Au bout de la jetée de Fort-Lamy, une grue dressait son cou de girafe. Tous les fainéants du port accoururent, telle une volée de mange-mil (2).

— Un camion ! criait l'homme au casque, tandis que, ceinturé de chaînes, l'énorme brute se balançait à la hauteur des cimes d'arbres.

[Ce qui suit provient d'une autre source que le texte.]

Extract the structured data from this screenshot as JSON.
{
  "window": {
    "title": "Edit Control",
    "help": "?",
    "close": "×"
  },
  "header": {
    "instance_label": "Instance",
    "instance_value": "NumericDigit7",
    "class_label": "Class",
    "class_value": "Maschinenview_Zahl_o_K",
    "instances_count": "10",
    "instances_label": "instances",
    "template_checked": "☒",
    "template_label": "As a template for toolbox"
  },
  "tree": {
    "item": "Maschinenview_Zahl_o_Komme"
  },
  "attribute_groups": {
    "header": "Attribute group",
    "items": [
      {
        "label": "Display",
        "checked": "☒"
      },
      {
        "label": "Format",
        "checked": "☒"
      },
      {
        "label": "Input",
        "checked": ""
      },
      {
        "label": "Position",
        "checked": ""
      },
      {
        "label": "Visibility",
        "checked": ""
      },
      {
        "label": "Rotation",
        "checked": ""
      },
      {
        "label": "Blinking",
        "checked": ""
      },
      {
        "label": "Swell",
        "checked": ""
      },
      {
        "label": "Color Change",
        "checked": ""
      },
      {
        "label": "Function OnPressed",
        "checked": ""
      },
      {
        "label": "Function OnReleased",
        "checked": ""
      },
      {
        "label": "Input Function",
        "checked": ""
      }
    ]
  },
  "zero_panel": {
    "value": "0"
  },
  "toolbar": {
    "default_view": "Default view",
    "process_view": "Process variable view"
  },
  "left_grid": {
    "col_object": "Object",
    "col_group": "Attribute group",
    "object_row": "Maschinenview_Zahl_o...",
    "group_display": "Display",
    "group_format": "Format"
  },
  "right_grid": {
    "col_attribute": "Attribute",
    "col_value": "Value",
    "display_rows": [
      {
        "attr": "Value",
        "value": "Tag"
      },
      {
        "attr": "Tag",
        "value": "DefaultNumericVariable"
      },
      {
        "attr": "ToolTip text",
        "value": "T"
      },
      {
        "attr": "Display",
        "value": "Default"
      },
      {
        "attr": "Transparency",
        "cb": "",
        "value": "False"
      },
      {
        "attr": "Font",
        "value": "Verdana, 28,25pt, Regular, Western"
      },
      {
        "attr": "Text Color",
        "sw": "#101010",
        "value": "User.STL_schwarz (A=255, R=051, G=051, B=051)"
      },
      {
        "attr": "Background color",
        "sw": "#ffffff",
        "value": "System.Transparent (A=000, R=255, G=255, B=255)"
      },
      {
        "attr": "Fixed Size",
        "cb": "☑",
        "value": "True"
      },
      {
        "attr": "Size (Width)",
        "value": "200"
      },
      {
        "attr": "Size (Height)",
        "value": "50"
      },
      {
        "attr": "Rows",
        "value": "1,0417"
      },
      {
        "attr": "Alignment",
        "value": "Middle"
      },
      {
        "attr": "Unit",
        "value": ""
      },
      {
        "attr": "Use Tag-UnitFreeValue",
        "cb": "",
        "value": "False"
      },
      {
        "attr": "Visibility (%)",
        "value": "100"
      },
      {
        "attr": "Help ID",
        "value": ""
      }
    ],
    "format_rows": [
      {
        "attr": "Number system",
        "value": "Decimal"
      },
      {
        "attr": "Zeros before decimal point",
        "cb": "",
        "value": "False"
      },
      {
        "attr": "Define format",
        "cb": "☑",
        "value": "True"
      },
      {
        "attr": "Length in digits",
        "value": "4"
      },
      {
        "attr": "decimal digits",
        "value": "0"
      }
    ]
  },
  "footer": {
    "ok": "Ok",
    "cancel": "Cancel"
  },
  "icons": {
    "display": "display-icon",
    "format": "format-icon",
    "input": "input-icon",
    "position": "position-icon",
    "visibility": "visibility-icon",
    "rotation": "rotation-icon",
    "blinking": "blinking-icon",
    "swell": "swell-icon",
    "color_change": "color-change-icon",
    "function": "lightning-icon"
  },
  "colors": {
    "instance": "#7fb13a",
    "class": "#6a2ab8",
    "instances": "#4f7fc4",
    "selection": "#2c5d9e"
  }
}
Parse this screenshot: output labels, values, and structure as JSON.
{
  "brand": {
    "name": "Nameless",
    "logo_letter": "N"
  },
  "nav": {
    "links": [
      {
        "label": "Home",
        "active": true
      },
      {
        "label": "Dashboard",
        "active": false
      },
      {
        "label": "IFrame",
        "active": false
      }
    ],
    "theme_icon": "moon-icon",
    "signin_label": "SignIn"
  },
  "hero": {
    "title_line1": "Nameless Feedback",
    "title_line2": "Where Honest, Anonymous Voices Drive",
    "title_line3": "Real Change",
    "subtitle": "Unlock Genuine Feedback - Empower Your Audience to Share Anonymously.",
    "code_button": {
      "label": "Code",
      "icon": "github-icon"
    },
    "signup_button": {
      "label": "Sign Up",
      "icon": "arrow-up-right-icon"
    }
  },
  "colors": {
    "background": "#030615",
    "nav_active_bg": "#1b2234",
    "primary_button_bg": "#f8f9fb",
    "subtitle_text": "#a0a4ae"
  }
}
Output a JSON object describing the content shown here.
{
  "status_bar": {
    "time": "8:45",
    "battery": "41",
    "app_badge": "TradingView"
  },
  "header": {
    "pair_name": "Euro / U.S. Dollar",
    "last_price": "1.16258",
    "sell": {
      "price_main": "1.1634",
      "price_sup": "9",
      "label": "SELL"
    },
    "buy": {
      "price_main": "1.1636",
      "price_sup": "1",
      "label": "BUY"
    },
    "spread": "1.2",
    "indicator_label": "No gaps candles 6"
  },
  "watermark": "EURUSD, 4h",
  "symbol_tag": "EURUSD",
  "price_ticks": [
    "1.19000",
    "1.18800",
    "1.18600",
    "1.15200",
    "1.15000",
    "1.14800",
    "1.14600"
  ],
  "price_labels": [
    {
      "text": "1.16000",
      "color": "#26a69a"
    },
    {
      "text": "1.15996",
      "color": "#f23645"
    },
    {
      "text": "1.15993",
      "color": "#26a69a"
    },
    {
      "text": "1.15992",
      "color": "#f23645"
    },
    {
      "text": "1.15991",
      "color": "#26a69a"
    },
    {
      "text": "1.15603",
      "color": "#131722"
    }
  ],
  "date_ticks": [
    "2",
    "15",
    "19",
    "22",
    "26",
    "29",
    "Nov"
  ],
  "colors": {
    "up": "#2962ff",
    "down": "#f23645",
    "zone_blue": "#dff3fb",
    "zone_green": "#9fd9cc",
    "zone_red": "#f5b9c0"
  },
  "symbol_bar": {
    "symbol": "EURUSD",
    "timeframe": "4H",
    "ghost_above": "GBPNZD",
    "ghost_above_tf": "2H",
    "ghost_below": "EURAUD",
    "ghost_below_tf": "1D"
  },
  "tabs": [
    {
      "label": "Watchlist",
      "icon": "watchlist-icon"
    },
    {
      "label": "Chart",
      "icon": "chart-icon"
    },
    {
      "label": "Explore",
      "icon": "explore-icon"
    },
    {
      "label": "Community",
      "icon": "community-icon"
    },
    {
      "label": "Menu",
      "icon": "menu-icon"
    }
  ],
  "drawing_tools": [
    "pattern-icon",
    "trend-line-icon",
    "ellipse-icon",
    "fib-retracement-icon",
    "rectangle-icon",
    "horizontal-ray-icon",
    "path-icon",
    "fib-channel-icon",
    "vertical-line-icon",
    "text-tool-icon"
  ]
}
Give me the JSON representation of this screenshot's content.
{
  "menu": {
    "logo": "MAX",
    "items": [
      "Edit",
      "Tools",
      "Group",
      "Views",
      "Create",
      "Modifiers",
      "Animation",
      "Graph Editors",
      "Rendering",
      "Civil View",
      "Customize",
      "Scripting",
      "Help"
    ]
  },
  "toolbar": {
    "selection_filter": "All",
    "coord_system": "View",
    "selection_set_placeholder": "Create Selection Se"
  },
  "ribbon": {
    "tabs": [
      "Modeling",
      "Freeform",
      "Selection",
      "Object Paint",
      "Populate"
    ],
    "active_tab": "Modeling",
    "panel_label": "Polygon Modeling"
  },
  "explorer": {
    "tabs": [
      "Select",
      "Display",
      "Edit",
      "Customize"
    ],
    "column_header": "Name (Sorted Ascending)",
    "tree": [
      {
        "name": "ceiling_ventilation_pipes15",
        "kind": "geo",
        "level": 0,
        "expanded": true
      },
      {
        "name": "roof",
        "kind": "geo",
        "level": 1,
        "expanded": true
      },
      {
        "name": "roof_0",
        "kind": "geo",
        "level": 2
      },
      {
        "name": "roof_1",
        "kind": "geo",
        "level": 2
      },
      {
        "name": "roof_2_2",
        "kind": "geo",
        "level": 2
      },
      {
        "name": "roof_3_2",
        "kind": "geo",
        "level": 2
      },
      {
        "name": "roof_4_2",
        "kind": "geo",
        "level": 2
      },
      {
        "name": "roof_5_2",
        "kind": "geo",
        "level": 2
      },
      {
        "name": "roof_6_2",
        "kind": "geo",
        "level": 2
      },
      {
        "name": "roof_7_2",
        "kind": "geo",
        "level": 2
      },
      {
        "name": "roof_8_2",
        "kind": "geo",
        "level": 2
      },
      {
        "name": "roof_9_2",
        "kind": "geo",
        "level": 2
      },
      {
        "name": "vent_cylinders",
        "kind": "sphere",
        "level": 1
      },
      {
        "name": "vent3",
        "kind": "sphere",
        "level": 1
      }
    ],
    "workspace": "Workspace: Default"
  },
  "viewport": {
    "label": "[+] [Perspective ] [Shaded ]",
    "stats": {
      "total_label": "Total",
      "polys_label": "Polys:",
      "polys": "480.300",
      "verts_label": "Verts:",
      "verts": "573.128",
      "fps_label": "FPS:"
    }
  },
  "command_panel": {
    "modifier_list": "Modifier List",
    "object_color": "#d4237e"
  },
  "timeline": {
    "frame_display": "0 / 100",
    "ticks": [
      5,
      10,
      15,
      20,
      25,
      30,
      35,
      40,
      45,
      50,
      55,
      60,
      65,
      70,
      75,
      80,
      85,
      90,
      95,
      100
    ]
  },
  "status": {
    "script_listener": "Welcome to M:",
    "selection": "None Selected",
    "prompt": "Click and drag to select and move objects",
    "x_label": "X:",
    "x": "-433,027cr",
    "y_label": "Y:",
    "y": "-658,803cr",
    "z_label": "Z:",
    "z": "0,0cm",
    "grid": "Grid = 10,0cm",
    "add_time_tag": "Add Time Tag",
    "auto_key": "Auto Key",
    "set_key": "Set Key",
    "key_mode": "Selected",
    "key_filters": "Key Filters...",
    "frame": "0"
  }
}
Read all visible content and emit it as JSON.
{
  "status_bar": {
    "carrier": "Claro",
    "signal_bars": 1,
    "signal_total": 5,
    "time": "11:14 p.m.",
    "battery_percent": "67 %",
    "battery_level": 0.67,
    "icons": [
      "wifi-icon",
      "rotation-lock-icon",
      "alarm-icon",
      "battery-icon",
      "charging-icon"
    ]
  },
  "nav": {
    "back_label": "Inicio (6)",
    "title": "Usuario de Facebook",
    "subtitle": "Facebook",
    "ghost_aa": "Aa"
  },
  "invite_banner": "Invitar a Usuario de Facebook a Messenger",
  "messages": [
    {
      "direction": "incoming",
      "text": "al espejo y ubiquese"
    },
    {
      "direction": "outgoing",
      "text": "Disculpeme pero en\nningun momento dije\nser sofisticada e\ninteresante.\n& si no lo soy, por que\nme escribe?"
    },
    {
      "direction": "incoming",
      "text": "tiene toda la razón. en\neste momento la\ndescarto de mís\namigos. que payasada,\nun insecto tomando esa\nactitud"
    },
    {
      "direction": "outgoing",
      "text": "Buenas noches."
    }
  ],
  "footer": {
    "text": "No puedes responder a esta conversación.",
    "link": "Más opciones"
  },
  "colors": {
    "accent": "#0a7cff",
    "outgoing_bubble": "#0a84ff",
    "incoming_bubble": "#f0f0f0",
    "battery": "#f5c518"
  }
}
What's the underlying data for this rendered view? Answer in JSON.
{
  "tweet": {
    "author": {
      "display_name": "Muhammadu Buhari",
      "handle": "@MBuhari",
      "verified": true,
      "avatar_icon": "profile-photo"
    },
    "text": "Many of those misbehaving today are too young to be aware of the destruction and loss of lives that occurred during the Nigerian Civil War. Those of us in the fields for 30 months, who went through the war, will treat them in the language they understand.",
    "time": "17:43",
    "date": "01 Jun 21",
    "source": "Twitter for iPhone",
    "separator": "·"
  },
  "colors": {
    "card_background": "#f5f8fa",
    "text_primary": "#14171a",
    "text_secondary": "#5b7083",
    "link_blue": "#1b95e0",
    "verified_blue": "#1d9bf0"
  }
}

Vraiment hideux et ridicule, avec sa panse ballonnée comme une barrique, ses pattes enrobées dans l'oedème, Toumsah, que la corde, en se détordant, montrait successivement à toutes les directions, mourait de peur et de honte.

Enfin, le camion parut, manœuvra, et l'animal fut rudement déposé sur la plate-forme, la tête amarrée en avant, tandis que la queue, tel un python de Séba, traînait dans la poussière, ignominieusement.

On le promena triomphalement par les avenues d'arbres à saucissons (Kigelia), par les cloaques de la ville noire et les espaces poussiéreux du marché. La ville en délire applaudissait de youyous stridulents, l'accablait d'énormes injures et de mottes de boue. Sans comprendre les paroles, l'animal a un sens infaillible du ton de haine, bienveillance ou moquerie. Sans doute il serait mangé vivant, comme il avalait les poissons ...

Vers le soir, le camion, reculant, stoppa devant la porte ouverte d'un jardin clos de murs. Une torche allumée, qu'on lui plongea dans le mufle, le fit se rejeter en arrière. Les hommes barricadèrent la porte en y adossant le camion, lui jetèrent un chien mort et s'en allèrent dîner.

Toumsah n'avait pas de goût à manger, car il avait trop soif. Il fit le tour de son enclos, mais sans trouver à boire. Une natte pourrie, pleine de termites, recouvrait un semis de laitues. Sentant la fraîcheur, il se glissa par-dessous. Il semblait dégonfler un peu. La source du gaz était tarie, et le reste fuyait par les orifices naturels ... La dose était trop faible pour intoxiquer pareille masse. Positivement, la queue se dégageait, les pattes retrouvaient leur mobilité. Tel Samson, il attendit son heure.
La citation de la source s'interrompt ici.